Muse – Drones

Matthew Bellamy, seines Zeichens Gitarrist, Sänger, Frontmann und diesmal alleiniger Songschreiber hat im Vorfeld zu „Drones“ angekündigt, dass man fortan (oder zumindest einstweilen) den elektronisch-orchestralen Ballast reduzieren möchte, „Drones“ wieder „zurück zum Ursprung“ führen soll.

 

Dies gerät schließlich in der Ausführung sowohl zum Vor-, wie aber auch zum Nachteil: Während das Potpourri von Stadion-Luftballon-Hymnen („Dead Inside“, „Defector“, „Revolt“) bis knackig-grollenden Monstern („Psycho“, „Reapers“) reicht, wirkt „Drones“ in der Gesamtbetrachtung stellenweise sowohl mit Füllmomenten gratiniert, wie auch an anderen Stellen kastriert, dort, wo man sich vormals überbordende Exzesse gestattete.
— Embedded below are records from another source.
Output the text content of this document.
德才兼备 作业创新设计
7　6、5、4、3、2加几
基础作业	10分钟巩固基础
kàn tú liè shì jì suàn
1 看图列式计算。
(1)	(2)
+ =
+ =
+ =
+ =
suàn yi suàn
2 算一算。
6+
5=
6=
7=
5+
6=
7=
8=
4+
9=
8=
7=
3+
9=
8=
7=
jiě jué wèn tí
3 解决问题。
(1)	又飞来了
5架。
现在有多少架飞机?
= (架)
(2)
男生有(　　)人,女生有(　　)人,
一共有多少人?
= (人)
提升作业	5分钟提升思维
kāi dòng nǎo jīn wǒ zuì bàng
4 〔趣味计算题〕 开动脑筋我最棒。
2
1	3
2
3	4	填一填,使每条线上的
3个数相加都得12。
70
Insbesondere aus dem zwar überlangen „The Globalist“ – mit Morricone-Klängen, die auf Nevermore treffen – hätte man mehr holen können, und gerade „Aftermath“ enttäuscht nach einem Einstieg, der sowohl an Pink Floyd, wie auch Jacksons „Earth Song“ erinnert, mit fehlenden Akzenten.

 

 

Ebenso fällt auf, dass es Bellamy diesmal nicht durchgehend gelingt, seine variable Stimme stets gekonnt einzusetzen: Manie funktioniert hervorragend, Bittersüße und der Himmelfahrtsduktus ebenso, die elendige Verzweiflung des Protagonisten jedoch nur selten. Medioker.

 

 

Muse spielen dieses Jahr am Rock In Vienna.